Tuesday, March 3, 2009

How bad will it get? IMF study

Here is a new insight into recessions dynamics. This time from the IMF (see link here).

What Happens During Recessions, Crunches and Busts? by Stijn Claessens, M. Ayhan Kose, and Marco E. Terrones (IMF WP/08/274) looks at "the linkages between key macroeconomic and financial variables around business and financial cycles for 21 OECD countries over the period 1960–2007."

Data set covers 122 recessions, 112 (28) credit contractions (crunches), 114 (28) episodes of house price declines (busts), 234 (58) episodes of equity price declines (busts).

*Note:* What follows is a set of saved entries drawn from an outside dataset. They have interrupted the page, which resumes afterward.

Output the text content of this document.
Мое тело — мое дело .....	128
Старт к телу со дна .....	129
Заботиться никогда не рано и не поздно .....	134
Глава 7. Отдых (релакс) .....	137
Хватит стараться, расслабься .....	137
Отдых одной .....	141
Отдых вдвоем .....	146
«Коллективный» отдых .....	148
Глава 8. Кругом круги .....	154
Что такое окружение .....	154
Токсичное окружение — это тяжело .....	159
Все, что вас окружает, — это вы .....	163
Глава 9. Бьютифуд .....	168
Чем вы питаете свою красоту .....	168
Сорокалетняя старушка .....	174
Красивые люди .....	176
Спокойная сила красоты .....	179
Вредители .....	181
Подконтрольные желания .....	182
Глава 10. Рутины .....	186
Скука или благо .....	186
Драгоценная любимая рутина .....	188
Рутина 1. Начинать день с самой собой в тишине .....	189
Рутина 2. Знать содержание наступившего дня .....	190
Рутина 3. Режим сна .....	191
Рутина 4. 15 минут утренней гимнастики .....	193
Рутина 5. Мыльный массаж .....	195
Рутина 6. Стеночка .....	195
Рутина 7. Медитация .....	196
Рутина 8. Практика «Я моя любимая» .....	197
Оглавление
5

The authors "find evidence that recessions associated with credit crunches and house price busts tend to be deeper and longer than other recessions... Episodes of credit crunches, house price and equity price busts last much longer than recessions do [4 quarters on average]. For example, a credit crunch episode typically lasts two-and-a-half years and is associated with nearly a 20% decline in credit. A housing bust tends to persist even longer—four-and-a-half years with a 30% fall in real house prices. And an equity price bust lasts some 10 quarters and when it is over, the real value of equities drops by half."

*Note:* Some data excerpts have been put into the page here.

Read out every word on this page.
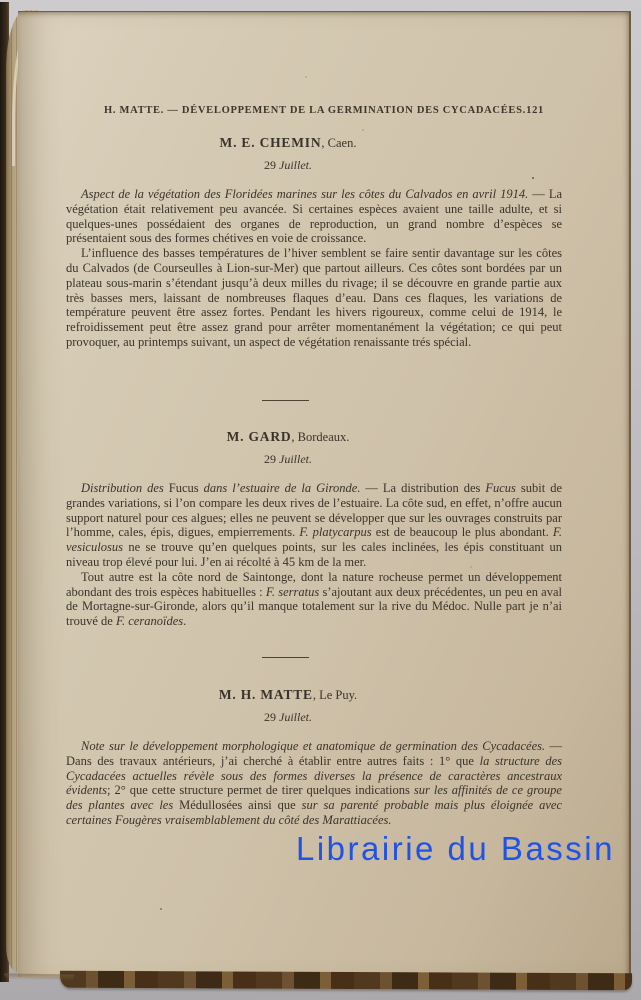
H. MATTE. — DÉVELOPPEMENT DE LA GERMINATION DES CYCADACÉES. 121
M. E. CHEMIN, Caen.
29 Juillet.

Aspect de la végétation des Floridées marines sur les côtes du Calvados en avril 1914. — La végétation était relativement peu avancée. Si certaines espèces avaient une taille adulte, et si quelques-unes possédaient des organes de reproduction, un grand nombre d’espèces se présentaient sous des formes chétives en voie de croissance.

L’influence des basses températures de l’hiver semblent se faire sentir davantage sur les côtes du Calvados (de Courseulles à Lion-sur-Mer) que partout ailleurs. Ces côtes sont bordées par un plateau sous-marin s’étendant jusqu’à deux milles du rivage; il se découvre en grande partie aux très basses mers, laissant de nombreuses flaques d’eau. Dans ces flaques, les variations de température peuvent être assez fortes. Pendant les hivers rigoureux, comme celui de 1914, le refroidissement peut être assez grand pour arrêter momentanément la végétation; ce qui peut provoquer, au printemps suivant, un aspect de végétation renaissante trés spécial.

M. GARD, Bordeaux.
29 Juillet.

Distribution des Fucus dans l’estuaire de la Gironde. — La distribution des Fucus subit de grandes variations, si l’on compare les deux rives de l’estuaire. La côte sud, en effet, n’offre aucun support naturel pour ces algues; elles ne peuvent se développer que sur les ouvrages construits par l’homme, cales, épis, digues, empierrements. F. platycarpus est de beaucoup le plus abondant. F. vesiculosus ne se trouve qu’en quelques points, sur les cales inclinées, les épis constituant un niveau trop élevé pour lui. J’en ai récolté à 45 km de la mer.

Tout autre est la côte nord de Saintonge, dont la nature rocheuse permet un développement abondant des trois espèces habituelles : F. serratus s’ajoutant aux deux précédentes, un peu en aval de Mortagne-sur-Gironde, alors qu’il manque totalement sur la rive du Médoc. Nulle part je n’ai trouvé de F. ceranoïdes.

M. H. MATTE, Le Puy.
29 Juillet.

Note sur le développement morphologique et anatomique de germination des Cycadacées. — Dans des travaux antérieurs, j’ai cherché à établir entre autres faits : 1° que la structure des Cycadacées actuelles révèle sous des formes diverses la présence de caractères ancestraux évidents; 2° que cette structure permet de tirer quelques indications sur les affinités de ce groupe des plantes avec les Médullosées ainsi que sur sa parenté probable mais plus éloignée avec certaines Fougères vraisemblablement du côté des Marattiacées.

Librairie du Bassin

Of course we are experiencing far deeper contractions in house prices and equity valuations than an average bust.

"Most importantly, recessions associated with credit crunches and house price busts are deeper and last longer than other recessions do. In particular, although recessions accompanied with severe credit crunches or house price busts last only three months longer, they typically result in output losses two to three times greater than recessions without such financial stresses. There is also evidence that the extent of declines in house prices appears to influence the depth of recessions, even after accounting for the changes in other financial variables, including credit and equity prices, and various other controls."

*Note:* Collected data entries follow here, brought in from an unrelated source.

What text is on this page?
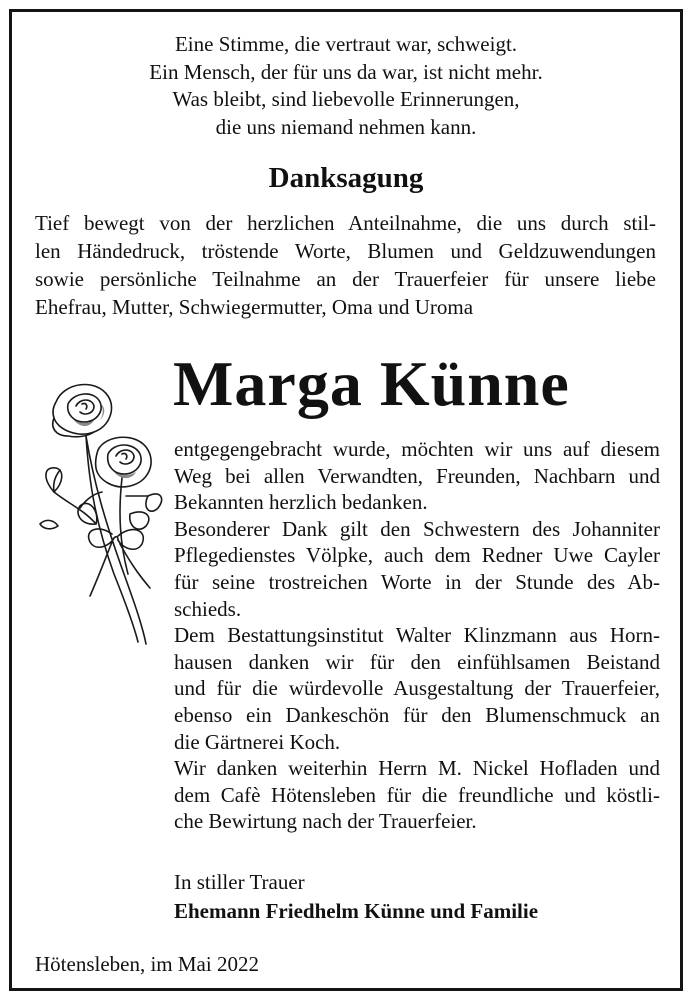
Eine Stimme, die vertraut war, schweigt.
Ein Mensch, der für uns da war, ist nicht mehr.
Was bleibt, sind liebevolle Erinnerungen,
die uns niemand nehmen kann.
Danksagung
Tief bewegt von der herzlichen Anteilnahme, die uns durch stil-
len Händedruck, tröstende Worte, Blumen und Geldzuwendungen
sowie persönliche Teilnahme an der Trauerfeier für unsere liebe
Ehefrau, Mutter, Schwiegermutter, Oma und Uroma
Marga Künne
entgegengebracht wurde, möchten wir uns auf diesem
Weg bei allen Verwandten, Freunden, Nachbarn und
Bekannten herzlich bedanken.
Besonderer Dank gilt den Schwestern des Johanniter
Pflegedienstes Völpke, auch dem Redner Uwe Cayler
für seine trostreichen Worte in der Stunde des Ab-
schieds.
Dem Bestattungsinstitut Walter Klinzmann aus Horn-
hausen danken wir für den einfühlsamen Beistand
und für die würdevolle Ausgestaltung der Trauerfeier,
ebenso ein Dankeschön für den Blumenschmuck an
die Gärtnerei Koch.
Wir danken weiterhin Herrn M. Nickel Hofladen und
dem Cafè Hötensleben für die freundliche und köstli-
che Bewirtung nach der Trauerfeier.
In stiller Trauer
Ehemann Friedhelm Künne und Familie
Hötensleben, im Mai 2022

Where is Ireland in all of this? We have:
  • housing bust;
  • credit bust;
  • equity market bust;
  • severe recession.
16-23% contraction in real output in Sweden and Finland in the recent past is a guide, according to the IMF study, for the type of recession we are in. Overall, there were only 4 episodes of coincident credit, equity and house prices busts.

Using econometric estimates (Tables 13.A and 13.B in the paper), we can parametrize the IMF model to estimate the expected contraction in Irish economy during the current crisis. Table below lists the underlying assumptions (in % changes) and results.Thus, under benign Scenario 1 assumptions, overall income contraction in Ireland over the recessionary cycle is expected to reach 13.5%, while under more severe Scenario 2 the contraction can result in a fall in real income of 16.1%. My personal view - we are going to see the latter rather than the former.

IMF study allows us to estimate the share of overall contraction that is attributable to the housing shock absent credit bust - in other words, due to purely domestic factors. This ranges from 66.6% in Scenario 1 to 63.5% in Scenario 2 - in both cases, a lion's share of the recession-induced economic pain is due to 'domestic' causes. At the same time, the share of recessionary decline in income that is attributable to 'external' or global factors (all shocks net of housing price bust) is ranging between 12.7% and 20.7%.

So much for the argument that we are in trouble because the rest of the world.